Nous, juristes, désirons profiter de la consultation publique de la ville de Montréal sur la réduction de la dépendance aux énergies fossiles pour exposer nos préoccupations quant à l’augmentation constante des gaz à effet de serre (GES) et pour rappeler le pouvoir règlementaire que possèdent les villes pour agir en amont et endiguer le réchauffement climatique qui comporte des effets délétères sur la santé et la qualité de vie des Montréalais. C’est pourquoi nous, juristes ayant une appartenance à la communauté métropolitaine, rejoignons la Coalition pour le climat dans son objectif de rendre l’île de Montréal carboneutre dès 2042, à temps pour le 400e anniversaire de la métropole.

La récente conférence de Paris sur le climat a rappelé l’urgence d’agir pour éviter un réchauffement dangereux ainsi que la nécessité d’une approche polycentrique impliquant tous les acteurs pour réussir dans cette tâche, dont les villes. Au Canada, celles-ci sont appelées à jouer un rôle vital puisqu’elles abritent 85% de la population du pays alors que la communauté métropolitaine de Montréal (CMM) représente la moitié de la population du Québec. Consciente de son rôle, la Ville de Montréal s’est donnée pour objectif de réduire de 30% son niveau d’émission de GES par rapport à 1990 d’ici 2020. Cependant, une réduction de seulement 6% était atteinte en 2009.

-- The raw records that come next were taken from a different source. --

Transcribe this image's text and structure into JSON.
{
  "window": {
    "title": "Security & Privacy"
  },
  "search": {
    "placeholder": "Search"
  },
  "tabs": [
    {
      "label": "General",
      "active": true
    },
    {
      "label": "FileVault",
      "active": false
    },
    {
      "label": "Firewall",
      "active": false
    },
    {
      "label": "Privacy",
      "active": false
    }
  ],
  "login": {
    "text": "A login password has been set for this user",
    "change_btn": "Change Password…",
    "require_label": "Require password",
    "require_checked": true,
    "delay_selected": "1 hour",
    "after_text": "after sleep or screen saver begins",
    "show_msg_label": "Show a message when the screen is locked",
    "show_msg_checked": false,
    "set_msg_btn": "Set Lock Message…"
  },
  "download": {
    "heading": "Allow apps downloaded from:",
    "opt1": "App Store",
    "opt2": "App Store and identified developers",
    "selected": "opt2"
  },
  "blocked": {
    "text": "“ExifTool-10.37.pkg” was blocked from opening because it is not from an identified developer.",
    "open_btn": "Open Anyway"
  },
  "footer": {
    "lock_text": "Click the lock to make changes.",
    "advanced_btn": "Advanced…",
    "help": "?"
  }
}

Guidé par les nombreux rapports du groupe d’experts intergouvernemental sur l’évolution du climat (GIEC), le consensus scientifique et politique international est sans équivoque : à l’horizon 2050, les pays industrialisés devront être décarbonisés si nous voulons éviter les effets les plus catastrophiques des changements climatiques. De ce consensus découle une obligation d’agir de plus en plus reconnue par les tribunaux de plusieurs pays.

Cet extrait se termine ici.